I disagree with (1). Specifically, nether GSVIT not MFMP have determined what is the temperature of the reactor in the Lugano test. MFMP have done some experimental work with alumina reactors, but never clearly calculated the Lugano temperature from that work. GSVIT have looked at the emissivity of alumina, but also not calculated Lugano temperature. the GSVIT experimental results on emissivity do not contradict my result.
The one person who has determined the Lugano temperature is Bob Higgins (I reference his work although Slad does not, but I think this is what Slad means since Bob suggests that COP value Slad quotes).
You can find his work linked has reference [5] in my paper: http://lenr-canr.org/acrobat/ClarkeTcommentont.pdf
I corresponded with Bob while writing my paper. Initially Bob did not make explicit how he determined the Lugano temperature.
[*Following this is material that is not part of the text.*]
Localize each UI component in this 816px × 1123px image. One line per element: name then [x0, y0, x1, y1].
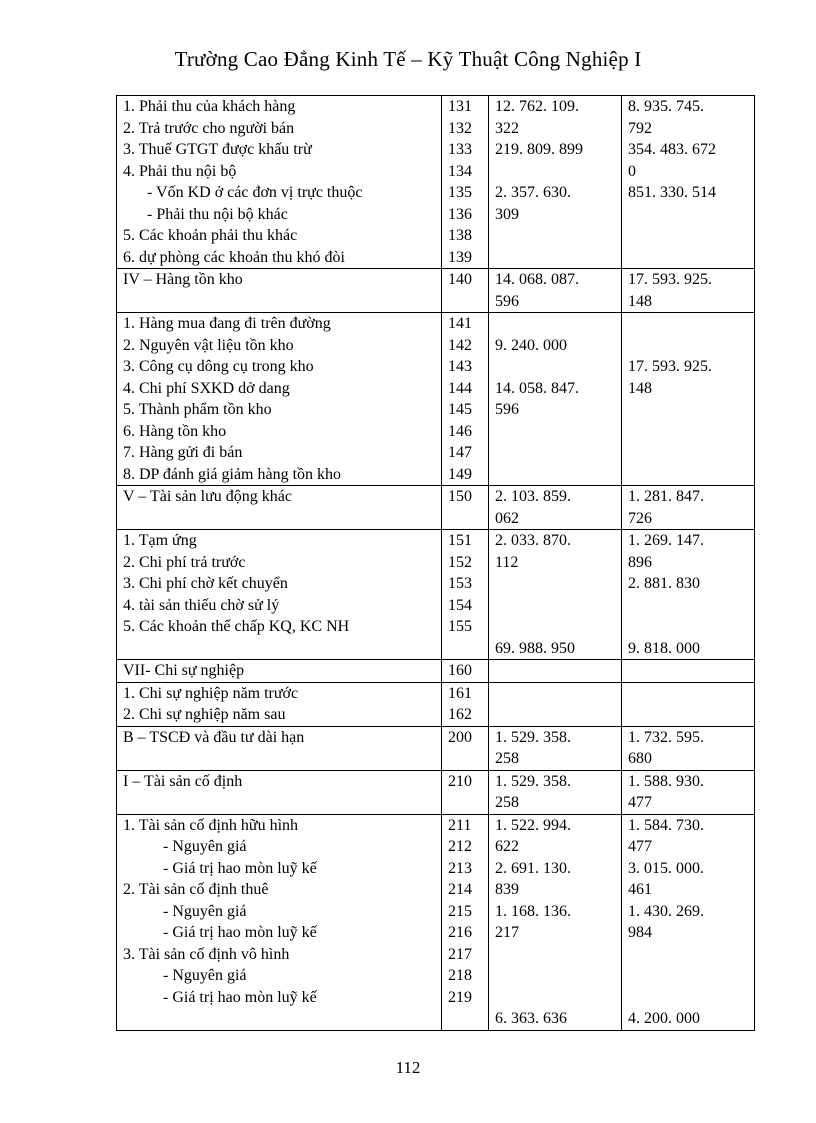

After our discussion he added his calculation, which you can now see in his paper. You can also see that it is wrong. He assumes that the incorrect emissivity input to the camera (0.4 instead of 0.95) should have an effect on Kelvin temperature which is as the fourth root of the emissivity ratio. That would be true if the band radiant power (measured by the Optris) changed with temperature as does the total radiant power (T^4). However the band here is much longer in wavelength than the BB radiation peak, and at these longer wavelengths the Planck equation approximates the Rayleigh-Jeans equation, which has spectral radiant power proportional to T.
Of course, that is only an approximation, and I enclose in my paper the (simple) code that solves it exactly.
I sound very definite now but I can assure you it took some time for me to be clear myself, and also empirical investigation using the Planck equation - at the time I was not aware of the Rayleigh-jeans approximation only coming to that afterwards. As with many things when you understand it clarity is much easier than when you don't.
This makes a big difference to the results since the ratio of Kelvin temperatures (claimed and real) is now (approximately) 2.375 instead of 2.375^0.25 = 1.24
You can find this argument in my paper where I discuss the significance of Bob's results.
I cannot be sure whether Bob agrees with me but expect he would. Our correspondence ended because he was no longer interested in this calculation and also very (understandably) absorbed with family matters.
So - to conclude:
The first part of Slad's analysis claims that GSVIT and MFMP have experimental evidence that contradicts my results. Slad does not give explicit references, but since I looked at the other work on the topic before writing up my paper I think I can make sense of Slad's point as above, and it is clearly wrong.
Let me also point out that one of the helpful things to do when trying to make any contribution to a debate is to read, carefully, all of the relevant previous work. Especially that which one is contradicting. Slad contradicts my work (explicitly saying why he thinks it is wrong) but had he actually read it in detail he would have discovered that his reason for thinking this was erroneous, based on Bob's calculation which has an error that I explain in the paper at some length as above.
Also, let me say that I welcome this challenge. Anyone looking seriously at this issue (as andreac here has done) should compare what different people say and come to their own conclusions about what is correct.
Best wishes, Tom
Thank you for sharing so much!